Ich habe diesen Schritt nie bereut, obwohl es anfangs nicht einfach war. Nomen est Omen. Pepper war immer schnell unterwegs, recht hektisch und mit einem Hang zur Hysterie.

Mit viel Geduld und Ausdauer wurde sie ruhiger. Sie ist nach wie vor guckig und reagiert etwas empfindlich auf Veränderungen. Aber man kann wunderbare Ausritte mit ihr unternehmen, auch allein. 

Egal in welchem Stall wir waren, Hunde gab es immer und sie ist daran gewöhnt.
Quincy nahm ich vom ersten Tag an mit in den Stall. Bei den ersten Spaziergängen lief er oft direkt hinter dem Pferd oder auch mal drunter durch. Pepper blieb gelassen und hat immer auf ihn geachtet. Nie hätte sie ihn getreten. Der Hund hat schnell gelernt, wo er laufen soll und das er meinen Anweisungen folgen muß, wenn ich auf Pepper sitze. Er ist immer begeistert dabei.



 

Besonders viel Spaß hat er, wenn meine Freundin mit ihrem Pony Janka und ihren zwei Hunden mitkommt.
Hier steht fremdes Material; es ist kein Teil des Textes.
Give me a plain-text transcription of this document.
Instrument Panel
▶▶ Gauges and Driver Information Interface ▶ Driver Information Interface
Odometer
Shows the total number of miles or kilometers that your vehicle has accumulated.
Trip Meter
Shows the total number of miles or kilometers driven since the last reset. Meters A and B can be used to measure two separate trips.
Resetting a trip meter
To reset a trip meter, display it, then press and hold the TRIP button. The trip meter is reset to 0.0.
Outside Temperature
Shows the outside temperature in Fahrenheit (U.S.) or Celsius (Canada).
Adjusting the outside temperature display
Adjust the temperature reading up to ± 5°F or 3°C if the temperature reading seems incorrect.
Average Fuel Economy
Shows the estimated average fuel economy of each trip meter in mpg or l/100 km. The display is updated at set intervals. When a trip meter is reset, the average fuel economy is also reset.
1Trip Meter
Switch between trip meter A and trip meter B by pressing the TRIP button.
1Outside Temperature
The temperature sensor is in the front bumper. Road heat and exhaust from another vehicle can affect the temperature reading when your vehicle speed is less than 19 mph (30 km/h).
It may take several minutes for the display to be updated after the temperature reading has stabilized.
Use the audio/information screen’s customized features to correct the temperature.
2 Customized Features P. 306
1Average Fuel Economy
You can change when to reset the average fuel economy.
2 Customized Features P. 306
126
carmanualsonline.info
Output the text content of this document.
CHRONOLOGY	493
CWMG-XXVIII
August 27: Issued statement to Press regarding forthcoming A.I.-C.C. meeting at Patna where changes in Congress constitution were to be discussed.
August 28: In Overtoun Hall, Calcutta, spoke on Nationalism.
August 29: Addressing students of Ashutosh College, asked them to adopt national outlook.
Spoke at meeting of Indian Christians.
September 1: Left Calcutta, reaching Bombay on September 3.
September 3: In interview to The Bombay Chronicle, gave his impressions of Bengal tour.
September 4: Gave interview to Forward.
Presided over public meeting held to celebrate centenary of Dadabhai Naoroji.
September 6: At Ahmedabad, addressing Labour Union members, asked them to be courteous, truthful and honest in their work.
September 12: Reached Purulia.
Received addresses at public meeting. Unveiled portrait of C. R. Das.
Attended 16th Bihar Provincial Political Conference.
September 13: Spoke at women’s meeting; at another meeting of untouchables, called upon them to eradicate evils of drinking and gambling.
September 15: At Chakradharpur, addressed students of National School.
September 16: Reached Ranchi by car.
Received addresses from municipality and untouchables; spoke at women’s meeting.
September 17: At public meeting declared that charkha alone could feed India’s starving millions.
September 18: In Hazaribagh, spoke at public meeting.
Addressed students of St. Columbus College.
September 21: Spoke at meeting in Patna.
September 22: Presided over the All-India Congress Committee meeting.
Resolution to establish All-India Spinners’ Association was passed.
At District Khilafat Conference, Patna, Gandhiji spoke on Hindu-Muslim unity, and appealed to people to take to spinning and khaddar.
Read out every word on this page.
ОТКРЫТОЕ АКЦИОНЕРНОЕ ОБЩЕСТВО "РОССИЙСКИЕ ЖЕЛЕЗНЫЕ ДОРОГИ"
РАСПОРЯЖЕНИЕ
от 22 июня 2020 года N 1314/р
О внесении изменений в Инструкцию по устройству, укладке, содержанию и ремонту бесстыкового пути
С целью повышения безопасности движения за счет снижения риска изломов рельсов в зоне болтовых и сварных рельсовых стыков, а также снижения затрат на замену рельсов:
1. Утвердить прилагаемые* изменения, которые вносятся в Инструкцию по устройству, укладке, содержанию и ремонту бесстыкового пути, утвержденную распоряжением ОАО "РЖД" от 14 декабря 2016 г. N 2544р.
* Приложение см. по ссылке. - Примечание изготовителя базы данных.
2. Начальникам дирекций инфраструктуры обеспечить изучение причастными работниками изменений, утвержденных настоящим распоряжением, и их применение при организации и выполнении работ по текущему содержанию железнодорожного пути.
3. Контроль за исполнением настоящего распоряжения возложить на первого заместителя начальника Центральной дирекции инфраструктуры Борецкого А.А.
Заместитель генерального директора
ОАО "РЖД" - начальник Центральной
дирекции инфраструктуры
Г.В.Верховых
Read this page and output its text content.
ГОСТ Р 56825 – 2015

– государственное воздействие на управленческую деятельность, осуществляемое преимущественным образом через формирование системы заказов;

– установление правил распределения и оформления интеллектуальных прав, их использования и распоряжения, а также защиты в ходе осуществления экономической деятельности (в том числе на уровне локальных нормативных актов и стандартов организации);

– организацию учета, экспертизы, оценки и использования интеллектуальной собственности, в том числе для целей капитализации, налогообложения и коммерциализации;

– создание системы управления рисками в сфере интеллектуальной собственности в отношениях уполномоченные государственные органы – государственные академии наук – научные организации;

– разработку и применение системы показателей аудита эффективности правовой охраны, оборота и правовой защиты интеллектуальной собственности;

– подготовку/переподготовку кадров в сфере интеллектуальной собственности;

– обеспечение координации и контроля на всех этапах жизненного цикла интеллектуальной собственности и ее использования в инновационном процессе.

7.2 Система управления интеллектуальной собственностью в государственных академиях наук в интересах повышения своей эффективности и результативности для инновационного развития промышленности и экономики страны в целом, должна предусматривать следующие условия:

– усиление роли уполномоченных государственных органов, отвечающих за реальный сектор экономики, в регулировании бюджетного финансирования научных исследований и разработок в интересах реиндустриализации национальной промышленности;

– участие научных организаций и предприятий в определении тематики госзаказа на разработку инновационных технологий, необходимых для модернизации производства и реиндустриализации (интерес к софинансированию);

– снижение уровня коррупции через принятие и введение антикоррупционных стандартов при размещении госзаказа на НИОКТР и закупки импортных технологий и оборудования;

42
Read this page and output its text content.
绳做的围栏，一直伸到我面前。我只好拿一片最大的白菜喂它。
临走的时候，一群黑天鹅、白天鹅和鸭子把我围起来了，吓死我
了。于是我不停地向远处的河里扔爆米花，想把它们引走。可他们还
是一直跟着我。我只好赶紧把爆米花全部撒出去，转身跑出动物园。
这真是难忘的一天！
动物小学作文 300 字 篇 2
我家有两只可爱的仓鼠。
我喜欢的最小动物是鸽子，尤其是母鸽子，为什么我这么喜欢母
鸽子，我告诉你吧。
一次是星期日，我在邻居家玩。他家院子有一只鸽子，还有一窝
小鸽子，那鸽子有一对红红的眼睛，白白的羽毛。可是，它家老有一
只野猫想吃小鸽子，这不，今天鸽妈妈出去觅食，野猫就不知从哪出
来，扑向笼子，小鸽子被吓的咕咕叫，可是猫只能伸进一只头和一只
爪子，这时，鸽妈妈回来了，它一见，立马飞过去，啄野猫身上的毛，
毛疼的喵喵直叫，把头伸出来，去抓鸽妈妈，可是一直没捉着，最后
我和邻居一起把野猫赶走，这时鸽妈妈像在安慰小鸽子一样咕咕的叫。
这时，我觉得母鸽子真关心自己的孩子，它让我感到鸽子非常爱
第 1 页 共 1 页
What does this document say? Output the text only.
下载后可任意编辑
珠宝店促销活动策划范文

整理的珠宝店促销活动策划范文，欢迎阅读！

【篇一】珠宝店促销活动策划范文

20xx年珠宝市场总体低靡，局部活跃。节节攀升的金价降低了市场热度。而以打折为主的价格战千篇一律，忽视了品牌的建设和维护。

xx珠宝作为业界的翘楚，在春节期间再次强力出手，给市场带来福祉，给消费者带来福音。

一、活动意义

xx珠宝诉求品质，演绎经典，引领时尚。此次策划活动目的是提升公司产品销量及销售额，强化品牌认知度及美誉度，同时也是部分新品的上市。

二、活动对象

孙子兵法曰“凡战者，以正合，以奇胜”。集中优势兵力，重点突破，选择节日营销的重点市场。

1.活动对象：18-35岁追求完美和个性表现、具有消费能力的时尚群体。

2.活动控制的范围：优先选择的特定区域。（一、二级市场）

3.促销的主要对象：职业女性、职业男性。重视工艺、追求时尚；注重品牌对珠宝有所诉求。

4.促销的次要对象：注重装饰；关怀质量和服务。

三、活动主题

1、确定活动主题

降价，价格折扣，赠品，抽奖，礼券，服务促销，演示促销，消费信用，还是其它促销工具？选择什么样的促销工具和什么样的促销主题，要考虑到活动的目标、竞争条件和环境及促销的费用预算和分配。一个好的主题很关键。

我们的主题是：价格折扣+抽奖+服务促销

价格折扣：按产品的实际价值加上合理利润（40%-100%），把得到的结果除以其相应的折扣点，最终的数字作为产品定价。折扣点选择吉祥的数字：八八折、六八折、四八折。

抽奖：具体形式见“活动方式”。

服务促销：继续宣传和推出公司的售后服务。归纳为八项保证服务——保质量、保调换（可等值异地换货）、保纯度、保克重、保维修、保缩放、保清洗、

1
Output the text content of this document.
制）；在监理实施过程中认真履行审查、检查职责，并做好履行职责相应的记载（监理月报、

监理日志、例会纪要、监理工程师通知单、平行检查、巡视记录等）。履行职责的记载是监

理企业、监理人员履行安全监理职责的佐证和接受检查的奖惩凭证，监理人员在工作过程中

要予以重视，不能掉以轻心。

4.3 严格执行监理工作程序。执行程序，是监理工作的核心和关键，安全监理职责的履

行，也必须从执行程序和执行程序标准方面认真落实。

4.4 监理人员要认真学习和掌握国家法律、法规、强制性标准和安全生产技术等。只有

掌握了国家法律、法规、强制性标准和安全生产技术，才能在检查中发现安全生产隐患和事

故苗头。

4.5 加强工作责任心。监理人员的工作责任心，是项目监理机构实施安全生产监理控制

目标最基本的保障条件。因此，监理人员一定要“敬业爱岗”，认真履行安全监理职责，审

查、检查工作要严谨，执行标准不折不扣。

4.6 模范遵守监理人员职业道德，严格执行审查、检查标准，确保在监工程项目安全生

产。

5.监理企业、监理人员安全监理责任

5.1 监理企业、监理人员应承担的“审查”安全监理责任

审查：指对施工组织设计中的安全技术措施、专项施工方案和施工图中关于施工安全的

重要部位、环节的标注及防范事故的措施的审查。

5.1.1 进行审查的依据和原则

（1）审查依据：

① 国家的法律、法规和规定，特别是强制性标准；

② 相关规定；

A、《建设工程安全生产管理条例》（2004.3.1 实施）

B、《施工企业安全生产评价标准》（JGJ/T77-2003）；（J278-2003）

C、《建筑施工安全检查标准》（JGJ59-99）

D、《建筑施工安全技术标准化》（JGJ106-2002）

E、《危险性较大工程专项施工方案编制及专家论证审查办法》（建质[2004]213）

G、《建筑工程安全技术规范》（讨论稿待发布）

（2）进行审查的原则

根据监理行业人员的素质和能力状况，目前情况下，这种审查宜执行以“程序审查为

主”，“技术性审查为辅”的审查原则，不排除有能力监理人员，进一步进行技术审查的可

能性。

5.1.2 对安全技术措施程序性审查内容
Emma, ein Bernhardinermischling, ist schon älter und tobt nicht mehr so gerne. Sie hat aber immer ein wachsames Auge auf die jüngeren Hunde.

Wilma, ein Terriermix, kam im Sommer 2006 auf den Hof. Die Hunde haben sich schnell aneinander gewöhnt und spielen viel miteinander. 
Die aufmerksame kleine Wilma ist immer für eine Überraschung gut.